Integrity Fee Still A Hot Topic For Lobbyists Representing Sports Leagues In West Virginia
The National Basketball Association, Major League Baseball and PGA Tour are pushing very hard to convince West Virginia to include what they call “integrity protections” in the state’s sports betting regulations, which includes the payment of an integrity fee. This comes after the NBA, MLB and PGA Tour have failed to persuade other states to incorporate such integrity protections in their respective rules.
In a letter dated August 30, 2018, the NBA, MLB and PGA Tour wrote to the West Virginia Lottery Commission in an effort to explain why “reasonable integrity protections” are needed.
“One scandal is all it would take to undermine our fans’ trust in the integrity of the games they love,” states the letter. “The leagues believe that any safe and responsible legalized sports gambling regime must protect our players and personnel from outside influences, ensure the accuracy of data used for sports betting purposes, and create open lines of communication to identify and eradicate corruption. Too much is at stake for the Lottery Commission to get this wrong.”
The leagues are asking that West Virignia requires sports betting operators to use official league data and to permit the leagues to veto certain wagering options when they are deemed to be more prone to manipulation.
States such as Nevada, Delaware, New Jersey and Mississippi have adopted laws and regulations that exclude any such “integrity protections” or integrity fees justified therefrom. West Virginia has also been operating without caving in to the leagues’ demands and there has yet to be a public flare with regard to questioning the integrity of any games based on the spread of sports betting. It is also very unlikely that West Virginia changes its position on the matter.
“They weren’t getting a cut when the bookies were doing it and when it was off shore. And they’re not getting it now. And as long as I’m the Senate Finance chairman, it’s not going to happen,” said Senate Finance Chairman Craig Blair in early September.

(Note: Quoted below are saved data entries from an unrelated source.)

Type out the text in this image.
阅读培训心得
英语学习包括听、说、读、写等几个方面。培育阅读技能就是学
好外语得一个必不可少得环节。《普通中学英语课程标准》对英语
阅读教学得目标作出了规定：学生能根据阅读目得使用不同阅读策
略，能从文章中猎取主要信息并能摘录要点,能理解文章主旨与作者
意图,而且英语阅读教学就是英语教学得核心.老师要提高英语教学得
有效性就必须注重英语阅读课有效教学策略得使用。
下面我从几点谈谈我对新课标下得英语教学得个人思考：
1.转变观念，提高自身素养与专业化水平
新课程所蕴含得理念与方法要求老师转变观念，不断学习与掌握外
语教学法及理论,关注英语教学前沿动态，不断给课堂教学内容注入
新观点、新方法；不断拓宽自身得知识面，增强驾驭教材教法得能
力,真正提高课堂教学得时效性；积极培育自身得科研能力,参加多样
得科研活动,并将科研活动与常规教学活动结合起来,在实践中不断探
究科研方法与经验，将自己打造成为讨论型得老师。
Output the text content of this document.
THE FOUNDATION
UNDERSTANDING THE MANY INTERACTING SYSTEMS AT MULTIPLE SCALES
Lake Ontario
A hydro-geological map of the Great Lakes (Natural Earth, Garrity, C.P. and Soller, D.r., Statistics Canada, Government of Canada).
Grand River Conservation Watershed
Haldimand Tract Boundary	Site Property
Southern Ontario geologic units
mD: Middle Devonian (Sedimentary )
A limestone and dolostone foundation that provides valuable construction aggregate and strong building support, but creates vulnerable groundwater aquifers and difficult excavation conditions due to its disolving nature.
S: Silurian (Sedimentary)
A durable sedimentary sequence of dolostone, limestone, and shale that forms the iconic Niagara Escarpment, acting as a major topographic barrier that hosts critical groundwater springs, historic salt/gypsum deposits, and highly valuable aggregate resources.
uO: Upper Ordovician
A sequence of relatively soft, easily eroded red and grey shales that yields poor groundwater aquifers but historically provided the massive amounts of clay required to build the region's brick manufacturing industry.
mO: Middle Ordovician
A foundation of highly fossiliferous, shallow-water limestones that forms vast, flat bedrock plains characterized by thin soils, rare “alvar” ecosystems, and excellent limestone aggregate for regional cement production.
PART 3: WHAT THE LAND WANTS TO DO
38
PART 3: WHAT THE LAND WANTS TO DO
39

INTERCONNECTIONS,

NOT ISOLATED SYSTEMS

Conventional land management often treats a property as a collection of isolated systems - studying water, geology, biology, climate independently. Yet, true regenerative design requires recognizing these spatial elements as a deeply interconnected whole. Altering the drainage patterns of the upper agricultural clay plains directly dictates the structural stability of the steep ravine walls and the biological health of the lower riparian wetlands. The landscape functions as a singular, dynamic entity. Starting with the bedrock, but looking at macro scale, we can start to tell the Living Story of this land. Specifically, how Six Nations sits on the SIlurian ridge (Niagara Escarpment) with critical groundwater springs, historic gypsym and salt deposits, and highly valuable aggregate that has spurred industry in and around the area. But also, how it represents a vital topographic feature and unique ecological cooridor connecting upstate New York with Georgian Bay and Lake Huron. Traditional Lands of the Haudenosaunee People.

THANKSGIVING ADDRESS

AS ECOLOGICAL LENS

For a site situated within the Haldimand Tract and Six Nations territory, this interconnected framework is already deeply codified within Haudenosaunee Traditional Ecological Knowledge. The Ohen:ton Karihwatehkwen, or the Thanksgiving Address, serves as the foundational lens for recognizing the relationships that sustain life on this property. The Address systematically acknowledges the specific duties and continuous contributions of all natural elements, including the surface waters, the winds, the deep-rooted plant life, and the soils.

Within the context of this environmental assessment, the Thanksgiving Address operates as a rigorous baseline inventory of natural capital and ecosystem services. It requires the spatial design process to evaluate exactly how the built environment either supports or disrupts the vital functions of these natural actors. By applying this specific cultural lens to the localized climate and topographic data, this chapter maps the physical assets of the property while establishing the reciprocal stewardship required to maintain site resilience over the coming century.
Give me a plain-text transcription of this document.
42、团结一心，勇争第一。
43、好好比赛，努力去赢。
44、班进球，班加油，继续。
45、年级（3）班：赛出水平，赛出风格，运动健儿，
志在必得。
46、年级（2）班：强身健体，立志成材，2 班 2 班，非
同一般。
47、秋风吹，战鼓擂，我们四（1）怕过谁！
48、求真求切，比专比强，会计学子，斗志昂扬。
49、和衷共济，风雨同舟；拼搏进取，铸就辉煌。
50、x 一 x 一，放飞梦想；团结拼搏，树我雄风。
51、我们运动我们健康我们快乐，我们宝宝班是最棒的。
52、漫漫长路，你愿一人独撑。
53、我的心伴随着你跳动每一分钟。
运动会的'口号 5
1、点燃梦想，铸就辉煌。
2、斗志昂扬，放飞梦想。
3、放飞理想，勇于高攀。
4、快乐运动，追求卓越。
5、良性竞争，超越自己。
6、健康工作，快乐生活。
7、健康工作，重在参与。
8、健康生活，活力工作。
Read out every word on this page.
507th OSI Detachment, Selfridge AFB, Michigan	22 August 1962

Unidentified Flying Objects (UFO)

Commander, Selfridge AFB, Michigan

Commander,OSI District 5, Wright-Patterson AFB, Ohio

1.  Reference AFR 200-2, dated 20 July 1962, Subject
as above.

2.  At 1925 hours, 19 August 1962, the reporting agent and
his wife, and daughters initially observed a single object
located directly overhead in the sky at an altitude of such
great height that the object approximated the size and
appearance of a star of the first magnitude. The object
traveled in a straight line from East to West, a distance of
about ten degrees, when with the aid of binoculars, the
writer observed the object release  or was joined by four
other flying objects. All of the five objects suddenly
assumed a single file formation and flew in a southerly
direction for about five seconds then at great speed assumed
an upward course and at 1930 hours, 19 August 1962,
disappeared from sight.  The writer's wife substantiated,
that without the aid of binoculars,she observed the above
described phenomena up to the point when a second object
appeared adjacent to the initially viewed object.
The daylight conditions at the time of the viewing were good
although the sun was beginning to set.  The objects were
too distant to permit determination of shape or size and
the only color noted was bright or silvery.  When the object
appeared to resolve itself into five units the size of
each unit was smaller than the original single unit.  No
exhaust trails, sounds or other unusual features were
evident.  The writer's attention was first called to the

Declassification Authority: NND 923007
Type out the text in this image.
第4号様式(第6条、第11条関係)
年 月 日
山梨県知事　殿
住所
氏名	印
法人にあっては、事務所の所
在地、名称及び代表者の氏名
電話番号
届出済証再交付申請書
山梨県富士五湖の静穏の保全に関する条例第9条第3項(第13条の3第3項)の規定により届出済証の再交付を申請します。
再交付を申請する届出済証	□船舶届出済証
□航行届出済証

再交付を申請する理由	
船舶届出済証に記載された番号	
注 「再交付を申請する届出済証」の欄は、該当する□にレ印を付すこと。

The leagues are spending a lot of money on lobbying after getting off to an early streak of losing the integrity fee war state-by-state. They are still pressing West Virginia to consider the idea of using league data in exchange for compensation and have recently been working on bargaining with Kentucky concerning same.
Sentiment in Kentucky appears to mirror much of what is being said in West Virginia.
“It’s not our position to finance professional sports,” Kentucky State Senator Julian Carroll recently stated. “Our goal is to finance state government and properly regulate a gaming system. They are going to need all the lobbyists they can get.”